Natacha Polony est journaliste. Je tiens à le rappeler, au cas où ce livre sans source, sans référence et sans travail d'enquête vous aurait perturbés. Un essai donc, mais un essai jus-de-crâne, dénué de toute démarche factuelle. Quand on ne s'appelle pas Friedrich Nietzsche mais Natacha Polony, l'exercice s'annonce périlleux.
On s'en méfie dès l'introduction. Pour elle, "une majorité du peuple français" ne serait ni dans le camp des identitaires, ni dans celui des "chasseurs du fascisme". Comprenez : les politiques, journalistes, associations antiracistes qui crieraient trop souvent au loup. Aucun sondage ni étude ni enquête pour appuyer cette "majorité du peuple français". Et un adversaire vague, sans cesse évoqué mais jamais défini. Pendant la majeure partie de son bouquin, l'ancienne protégée de Ruquier argumente par l'impression d'évidence et la dénonciation d'un ennemi invisible. Bref, n'argumente pas.
Prenons le libéralisme. Polony attaque "un modèle économique aberrant au mépris de toutes les aspirations de la majorité des populations". Se doutant qu'une telle affirmation a peu de chances de passer sans démonstration (quand bien même elle paraîtrait logique), elle se contente d'évoquer les différents échecs de référendums sur l'Union européenne. Aucune mention de "modèle économique" dans ces différents référendums en France, Irlande ou au Danemark, mais peu importe. L'Europe c'est le libéralisme, les gens ont voté contre l'Europe, donc les gens sont contre le libéralisme. Là encore, n'est pas Nietzsche qui veut.
Polony a tout de même quelque mérite.

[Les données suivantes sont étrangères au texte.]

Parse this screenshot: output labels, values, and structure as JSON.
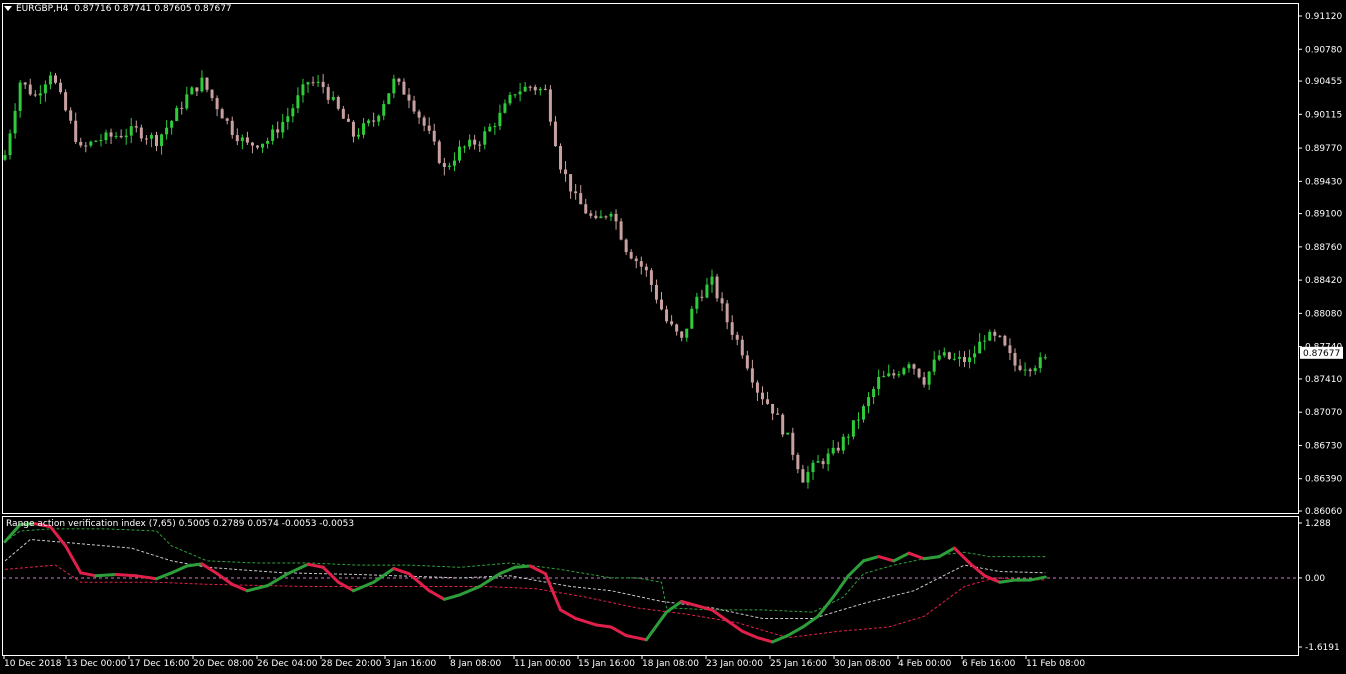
{
  "header": {
    "symbol": "EURGBP,H4",
    "ohlc": "0.87716 0.87741 0.87605 0.87677"
  },
  "indicator": {
    "title": "Range action verification index (7,65) 0.5005 0.2789 0.0574 -0.0053 -0.0053"
  },
  "colors": {
    "background": "#000000",
    "frame": "#ffffff",
    "bull_candle": "#2ecc3a",
    "bear_candle": "#c8a0a0",
    "line_up": "#2e9e3a",
    "line_down": "#e0204a",
    "zero_line": "#c878c8",
    "band_upper": "#2e9e3a",
    "band_lower": "#e0204a",
    "band_mid": "#c8c8c8"
  },
  "chart_data": [
    {
      "type": "candlestick",
      "symbol": "EURGBP",
      "timeframe": "H4",
      "current_price": "0.87677",
      "y_ticks": [
        "0.91120",
        "0.90780",
        "0.90455",
        "0.90115",
        "0.89770",
        "0.89430",
        "0.89100",
        "0.88760",
        "0.88420",
        "0.88080",
        "0.87740",
        "0.87410",
        "0.87070",
        "0.86730",
        "0.86390",
        "0.86060"
      ],
      "ylim": [
        0.8606,
        0.9112
      ],
      "x_ticks": [
        "10 Dec 2018",
        "13 Dec 00:00",
        "17 Dec 16:00",
        "20 Dec 08:00",
        "26 Dec 04:00",
        "28 Dec 20:00",
        "3 Jan 16:00",
        "8 Jan 08:00",
        "11 Jan 00:00",
        "15 Jan 16:00",
        "18 Jan 08:00",
        "23 Jan 00:00",
        "25 Jan 16:00",
        "30 Jan 08:00",
        "4 Feb 00:00",
        "6 Feb 16:00",
        "11 Feb 08:00"
      ],
      "close_path": [
        [
          0,
          0.897
        ],
        [
          3,
          0.9045
        ],
        [
          6,
          0.903
        ],
        [
          9,
          0.9055
        ],
        [
          12,
          0.9015
        ],
        [
          15,
          0.8975
        ],
        [
          18,
          0.8985
        ],
        [
          22,
          0.899
        ],
        [
          26,
          0.8995
        ],
        [
          30,
          0.8985
        ],
        [
          33,
          0.9005
        ],
        [
          36,
          0.903
        ],
        [
          39,
          0.9045
        ],
        [
          42,
          0.902
        ],
        [
          45,
          0.8995
        ],
        [
          48,
          0.898
        ],
        [
          52,
          0.8985
        ],
        [
          56,
          0.901
        ],
        [
          60,
          0.9045
        ],
        [
          63,
          0.904
        ],
        [
          66,
          0.9015
        ],
        [
          69,
          0.899
        ],
        [
          73,
          0.9005
        ],
        [
          77,
          0.9045
        ],
        [
          80,
          0.903
        ],
        [
          84,
          0.899
        ],
        [
          87,
          0.8955
        ],
        [
          90,
          0.8975
        ],
        [
          94,
          0.8985
        ],
        [
          98,
          0.901
        ],
        [
          101,
          0.9035
        ],
        [
          104,
          0.904
        ],
        [
          107,
          0.9035
        ],
        [
          110,
          0.896
        ],
        [
          113,
          0.8925
        ],
        [
          117,
          0.89
        ],
        [
          120,
          0.8915
        ],
        [
          123,
          0.8875
        ],
        [
          127,
          0.885
        ],
        [
          131,
          0.88
        ],
        [
          134,
          0.878
        ],
        [
          137,
          0.8825
        ],
        [
          140,
          0.884
        ],
        [
          143,
          0.88
        ],
        [
          146,
          0.877
        ],
        [
          149,
          0.873
        ],
        [
          152,
          0.871
        ],
        [
          155,
          0.868
        ],
        [
          158,
          0.864
        ],
        [
          161,
          0.8655
        ],
        [
          164,
          0.8665
        ],
        [
          167,
          0.8685
        ],
        [
          170,
          0.871
        ],
        [
          173,
          0.874
        ],
        [
          176,
          0.8745
        ],
        [
          179,
          0.876
        ],
        [
          182,
          0.874
        ],
        [
          185,
          0.8765
        ],
        [
          188,
          0.876
        ],
        [
          191,
          0.876
        ],
        [
          194,
          0.8785
        ],
        [
          197,
          0.878
        ],
        [
          200,
          0.8755
        ],
        [
          203,
          0.8755
        ],
        [
          206,
          0.876
        ]
      ]
    },
    {
      "type": "line",
      "title": "Range action verification index (7,65)",
      "values_in_title": [
        0.5005,
        0.2789,
        0.0574,
        -0.0053,
        -0.0053
      ],
      "y_ticks": [
        "1.288",
        "0.00",
        "-1.6191"
      ],
      "ylim": [
        -1.6191,
        1.288
      ],
      "main_line": [
        [
          0,
          0.85
        ],
        [
          3,
          1.25
        ],
        [
          6,
          1.27
        ],
        [
          9,
          1.2
        ],
        [
          12,
          0.75
        ],
        [
          15,
          0.12
        ],
        [
          18,
          0.05
        ],
        [
          22,
          0.08
        ],
        [
          26,
          0.05
        ],
        [
          30,
          -0.02
        ],
        [
          33,
          0.12
        ],
        [
          36,
          0.28
        ],
        [
          39,
          0.33
        ],
        [
          42,
          0.1
        ],
        [
          45,
          -0.15
        ],
        [
          48,
          -0.3
        ],
        [
          52,
          -0.18
        ],
        [
          56,
          0.1
        ],
        [
          60,
          0.32
        ],
        [
          63,
          0.25
        ],
        [
          66,
          -0.1
        ],
        [
          69,
          -0.3
        ],
        [
          73,
          -0.1
        ],
        [
          77,
          0.22
        ],
        [
          80,
          0.1
        ],
        [
          84,
          -0.3
        ],
        [
          87,
          -0.5
        ],
        [
          90,
          -0.4
        ],
        [
          94,
          -0.2
        ],
        [
          98,
          0.1
        ],
        [
          101,
          0.25
        ],
        [
          104,
          0.28
        ],
        [
          107,
          0.1
        ],
        [
          110,
          -0.75
        ],
        [
          113,
          -0.95
        ],
        [
          117,
          -1.1
        ],
        [
          120,
          -1.15
        ],
        [
          123,
          -1.35
        ],
        [
          127,
          -1.45
        ],
        [
          131,
          -0.8
        ],
        [
          134,
          -0.55
        ],
        [
          137,
          -0.65
        ],
        [
          140,
          -0.75
        ],
        [
          143,
          -1.0
        ],
        [
          146,
          -1.25
        ],
        [
          149,
          -1.4
        ],
        [
          152,
          -1.5
        ],
        [
          155,
          -1.35
        ],
        [
          158,
          -1.15
        ],
        [
          161,
          -0.9
        ],
        [
          164,
          -0.45
        ],
        [
          167,
          0.05
        ],
        [
          170,
          0.4
        ],
        [
          173,
          0.5
        ],
        [
          176,
          0.4
        ],
        [
          179,
          0.58
        ],
        [
          182,
          0.45
        ],
        [
          185,
          0.5
        ],
        [
          188,
          0.7
        ],
        [
          191,
          0.35
        ],
        [
          194,
          0.05
        ],
        [
          197,
          -0.1
        ],
        [
          200,
          -0.05
        ],
        [
          203,
          -0.05
        ],
        [
          206,
          0.02
        ]
      ],
      "upper_band": [
        [
          0,
          0.85
        ],
        [
          3,
          1.1
        ],
        [
          9,
          1.15
        ],
        [
          20,
          1.15
        ],
        [
          30,
          1.1
        ],
        [
          33,
          0.75
        ],
        [
          40,
          0.4
        ],
        [
          50,
          0.35
        ],
        [
          60,
          0.35
        ],
        [
          70,
          0.3
        ],
        [
          80,
          0.3
        ],
        [
          90,
          0.25
        ],
        [
          100,
          0.35
        ],
        [
          110,
          0.2
        ],
        [
          120,
          0.0
        ],
        [
          125,
          0.0
        ],
        [
          130,
          -0.1
        ],
        [
          131,
          -0.7
        ],
        [
          140,
          -0.75
        ],
        [
          150,
          -0.75
        ],
        [
          160,
          -0.8
        ],
        [
          166,
          -0.45
        ],
        [
          170,
          0.1
        ],
        [
          176,
          0.3
        ],
        [
          186,
          0.55
        ],
        [
          190,
          0.6
        ],
        [
          195,
          0.5
        ],
        [
          206,
          0.5
        ]
      ],
      "mid_band": [
        [
          0,
          0.4
        ],
        [
          5,
          0.9
        ],
        [
          15,
          0.8
        ],
        [
          25,
          0.7
        ],
        [
          33,
          0.4
        ],
        [
          40,
          0.25
        ],
        [
          55,
          0.12
        ],
        [
          70,
          0.08
        ],
        [
          90,
          0.0
        ],
        [
          100,
          0.05
        ],
        [
          112,
          -0.2
        ],
        [
          120,
          -0.3
        ],
        [
          130,
          -0.55
        ],
        [
          140,
          -0.7
        ],
        [
          150,
          -0.95
        ],
        [
          160,
          -0.95
        ],
        [
          170,
          -0.6
        ],
        [
          180,
          -0.3
        ],
        [
          190,
          0.3
        ],
        [
          197,
          0.15
        ],
        [
          206,
          0.12
        ]
      ],
      "lower_band": [
        [
          0,
          0.2
        ],
        [
          10,
          0.3
        ],
        [
          15,
          -0.1
        ],
        [
          30,
          -0.1
        ],
        [
          40,
          -0.15
        ],
        [
          60,
          -0.2
        ],
        [
          80,
          -0.2
        ],
        [
          95,
          -0.2
        ],
        [
          105,
          -0.25
        ],
        [
          115,
          -0.45
        ],
        [
          125,
          -0.7
        ],
        [
          135,
          -0.85
        ],
        [
          145,
          -1.05
        ],
        [
          155,
          -1.4
        ],
        [
          165,
          -1.25
        ],
        [
          175,
          -1.15
        ],
        [
          182,
          -0.9
        ],
        [
          190,
          -0.2
        ],
        [
          196,
          0.0
        ],
        [
          206,
          -0.05
        ]
      ]
    }
  ]
}
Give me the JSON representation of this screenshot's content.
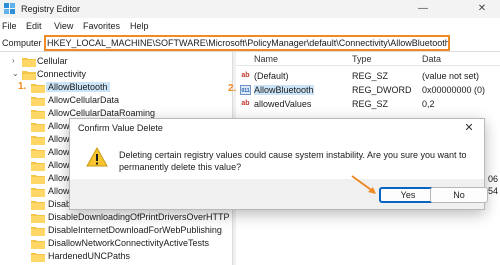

Sur la laïcité et l'intégration de l'islam en France, elle est pertinente. Réfléchir à l'identité nationale n'exclut pas nécessairement les nouveaux venus ; le débat lancé par Nicolas Sarkozy sur cette identité était nauséabond et a largement desservi le propos ; l'identité individuelle est paradoxalement sacralisée en Occident alors que l'identité collective est perçue comme "un enfermement". Elle prend trois références en la matière : Abdennour Bidar, Ghaleb Bencheikh et Olivier Roy. C'est lorsqu'elle s'appuie sur des sources inattaquables et des faits que son argumentaire tient la route. En deux pages, elle cite plus de sources que dans la plupart de ses chapitres. Pour un ouvrage de journaliste, ce constat est sinon désespérant, du moins particulièrement agaçant.
Ridiculiser des adversaires invisibles pour se donner du crédit
Natacha Polony passe son temps à se battre contre des moulins. Elle s’indigne de choses qui se passeraient, de gens qui voudraient détruire, au choix : la France, la laïcité, l’identité, la culture, les terroirs… Sans jamais nommer ces ennemis imaginaires, c’est plus simple. Développant un passage indigné sur les non-dits en France : "Il ne faut pas le dire. Il ne faut pas dire que l’antisémitisme s’est réveillé en France". Ah ? Qui exprime la volonté de taire l’antisémitisme en France ? Les médias s’autocensurent ? Les politiques ont tendance à récuser les violences faites aux juifs en France ? Le dernier épisode marseillais prouve le contraire.
Ses ennemis sont non seulement invisibles, mais nombreux : "les détecteurs de fascistes", "les obsédés de la dérive pétainiste"… Elle se bat contre des hordes de géants imaginaires, comme pour légitimer sa démarche, montrer que ses idées relèvent de l'absolue nécessité. L'une de ses phrases les plus magnifiques : "Défendez la potée auvergnate, plat emblématique d’un pays où la géographie s’invite en cuisine et dicte les spécialités, et l’on vous accuse de rouvrir les camps de concentration." Une phrase qui contient : un lien de cause à effet stupide, une posture victimaire récurrente, un "on" qui tombe bien à propos pour légitimer tout un paragraphe sur les terroirs français, un point Godwin. Magnifique de stupidité.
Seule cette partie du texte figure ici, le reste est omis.